Sévèrement
touchée par la famine qui atteint toute l'Afrique de l'Ouest, une mère se
réfugie avec son fils au Soudan. L'Etat d'Israël propose aux milliers de juifs
éthiopiens de s'installer en Israël. Chrétienne, la jeune femme ne peut pas
prétendre à être accueillie, mais elle convainc son fils de 9 ans de se faire
passer pour un juif afin d'échapper à la famine. Le stratagème fonctionne et le
petit «Schlomo» est adopté par une famille française sépharade établie à
Tel-Aviv. Malgré l'accueil chaleureux de ses parents d'adoption, il grandit
avec la peur d'être démasqué. Il découvre tant bien que mal
la judaïté, mais aussi le racisme et la guerre dans les territoires occupés...
Remettre
l’histoire des Falachas, juifs du Soudan cherchant – contre les désirs profonds
d’o combien d’israéliens pour lesquels, rappelons-nous les paroles de Golda
Meir, ces juifs-la ne sont pas vraiment casher, une sous-race donc – et de leur
exil de 1984 n’est pas le moindre mérite de ce splendide mélodrame qui met au
centre de son propos la question de l’identité autour d’une figure de proscrit
devant cacher a la fois son origine et sa propre mere.
Se
défaire de la chair de sa chair, le rejeter loin d’elle pour lui permettre de
vivre, et donc de devenir. Tel est l’acte, sublime, bouleversant, de cette mère
Falacha qui, profitant de la mort d’un enfant juif, permet a son enfant unique
de prendre sa place. De se faire passer pour un juif. D’entrer en Israël. D’intégrer
une famille d accueil – superbes Rochdy Zem et Aliette Abecassis. Et donc de
devenir.
Comment
devenir soi quand la source de ce SOI, son identité, sa race, sa religion, son
origine, sa propre mère doit absolument être caché. Schlomo – un second prénom,
un deuxième baptême pour ce tout jeune chrétien – prend donc une nouvelle identité,
synonyme de survie, avec laquelle il va se débattre. Celle d’un juif de seconde
catégorie. Mais quelle que soit cette identité rien ne peut effacer sa couleur
de peau, laquelle est noire et donc en Israël le place une seconde fois en
citoyen de deuxième zone.
Les
puissances du cœur – sa famille d adoption, son amoureuse, fille libérée d’un
rabbin rigoriste – vont l’aider et l’accompagner dans cette acceptation, dans
ce devenir du titre, lequel entre en lutte intérieurement dans l’ame de cet être
déchiré car connaissant la véracité de ses origines et du subterfuge.
La
quête existentielle du personnage principal épouse en filigrane l’histoire
souterraine d’un pays bâti lui aussi sur un écartèlement et un retranchement.

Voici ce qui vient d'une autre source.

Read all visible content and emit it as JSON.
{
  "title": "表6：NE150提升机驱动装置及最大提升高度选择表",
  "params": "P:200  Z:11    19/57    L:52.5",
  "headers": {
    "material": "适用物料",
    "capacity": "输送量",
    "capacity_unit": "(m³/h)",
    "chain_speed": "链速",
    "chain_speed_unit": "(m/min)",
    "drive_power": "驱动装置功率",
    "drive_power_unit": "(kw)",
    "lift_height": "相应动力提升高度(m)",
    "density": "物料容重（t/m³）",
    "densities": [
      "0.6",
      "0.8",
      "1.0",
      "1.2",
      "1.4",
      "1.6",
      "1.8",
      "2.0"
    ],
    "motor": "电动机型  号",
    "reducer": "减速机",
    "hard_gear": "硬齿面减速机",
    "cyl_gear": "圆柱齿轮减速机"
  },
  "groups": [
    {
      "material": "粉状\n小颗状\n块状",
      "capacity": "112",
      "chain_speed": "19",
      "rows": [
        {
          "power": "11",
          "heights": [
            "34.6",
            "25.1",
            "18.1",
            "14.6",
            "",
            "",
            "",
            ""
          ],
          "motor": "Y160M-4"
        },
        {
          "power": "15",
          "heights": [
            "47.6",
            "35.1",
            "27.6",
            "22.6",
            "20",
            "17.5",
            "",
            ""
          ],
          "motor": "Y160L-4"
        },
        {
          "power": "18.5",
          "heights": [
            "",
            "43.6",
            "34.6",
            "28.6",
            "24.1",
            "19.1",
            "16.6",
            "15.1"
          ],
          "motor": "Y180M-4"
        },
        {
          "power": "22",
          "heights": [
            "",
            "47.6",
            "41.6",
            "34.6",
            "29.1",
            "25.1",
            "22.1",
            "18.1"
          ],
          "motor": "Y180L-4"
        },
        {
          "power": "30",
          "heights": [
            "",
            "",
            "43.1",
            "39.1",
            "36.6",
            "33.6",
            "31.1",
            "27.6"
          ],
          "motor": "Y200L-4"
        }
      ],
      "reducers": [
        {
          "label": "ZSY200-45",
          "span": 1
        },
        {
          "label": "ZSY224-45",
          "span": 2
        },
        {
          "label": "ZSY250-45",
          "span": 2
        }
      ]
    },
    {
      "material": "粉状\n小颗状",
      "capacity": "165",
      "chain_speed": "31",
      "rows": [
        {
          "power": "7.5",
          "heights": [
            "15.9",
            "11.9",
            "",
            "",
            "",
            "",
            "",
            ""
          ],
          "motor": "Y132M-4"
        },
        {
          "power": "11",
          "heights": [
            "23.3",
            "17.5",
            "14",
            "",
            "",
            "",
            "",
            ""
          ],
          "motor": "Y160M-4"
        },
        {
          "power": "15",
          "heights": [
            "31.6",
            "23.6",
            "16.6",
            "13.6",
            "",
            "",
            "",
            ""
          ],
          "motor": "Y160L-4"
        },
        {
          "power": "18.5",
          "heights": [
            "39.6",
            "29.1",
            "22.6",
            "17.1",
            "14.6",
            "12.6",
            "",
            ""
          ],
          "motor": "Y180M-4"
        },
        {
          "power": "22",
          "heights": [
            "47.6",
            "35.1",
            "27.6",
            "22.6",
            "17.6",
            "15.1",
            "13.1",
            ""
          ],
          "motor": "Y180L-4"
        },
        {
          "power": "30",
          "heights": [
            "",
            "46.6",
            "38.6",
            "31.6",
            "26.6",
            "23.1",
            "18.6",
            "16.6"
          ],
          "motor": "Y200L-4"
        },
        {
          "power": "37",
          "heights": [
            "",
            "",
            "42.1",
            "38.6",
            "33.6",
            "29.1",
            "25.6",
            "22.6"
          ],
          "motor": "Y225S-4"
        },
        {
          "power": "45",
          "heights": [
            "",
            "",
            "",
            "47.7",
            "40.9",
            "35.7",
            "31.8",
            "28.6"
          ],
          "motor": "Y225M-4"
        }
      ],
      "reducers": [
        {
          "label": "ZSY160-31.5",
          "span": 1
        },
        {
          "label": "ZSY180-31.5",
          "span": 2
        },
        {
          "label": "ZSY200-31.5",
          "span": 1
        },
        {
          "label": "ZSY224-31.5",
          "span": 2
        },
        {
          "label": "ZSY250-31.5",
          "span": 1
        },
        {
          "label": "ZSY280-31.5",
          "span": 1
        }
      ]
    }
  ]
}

Celui fait à partir de la Palestine. L’histoire même d Israël contient elle
aussi des arrangements avec le réel et une violence, c’est-a-dire une nécessité,
celle de taire et de contenir pour que le corps social et sociétal puisse être
en devenir. Ce clin d’œil malicieux qui relie histoire individuelle et histoire
collective, loin d’être accusateur envers l’état hébreu dont le film montre
toutes ses composantes, depuis les plus répulsives jusqu’aux plus généreuses –
aucun raccourci, aucune simplification, au contraire des nuances ! – rend
justice au meilleur des êtres bons qui sont au cœur du film. Le cœur est apte à
dépasser tous les conflits, politiques comme intérieurs.
Quand
les retrouvailles finales, sur un cri de mère offert aux cieux cléments, auront
lieu, nous, spectateurs secoués de larmes, aurons retrouvé la plus belle part
de l’humanité. Laquelle ne connaît pas de frontières.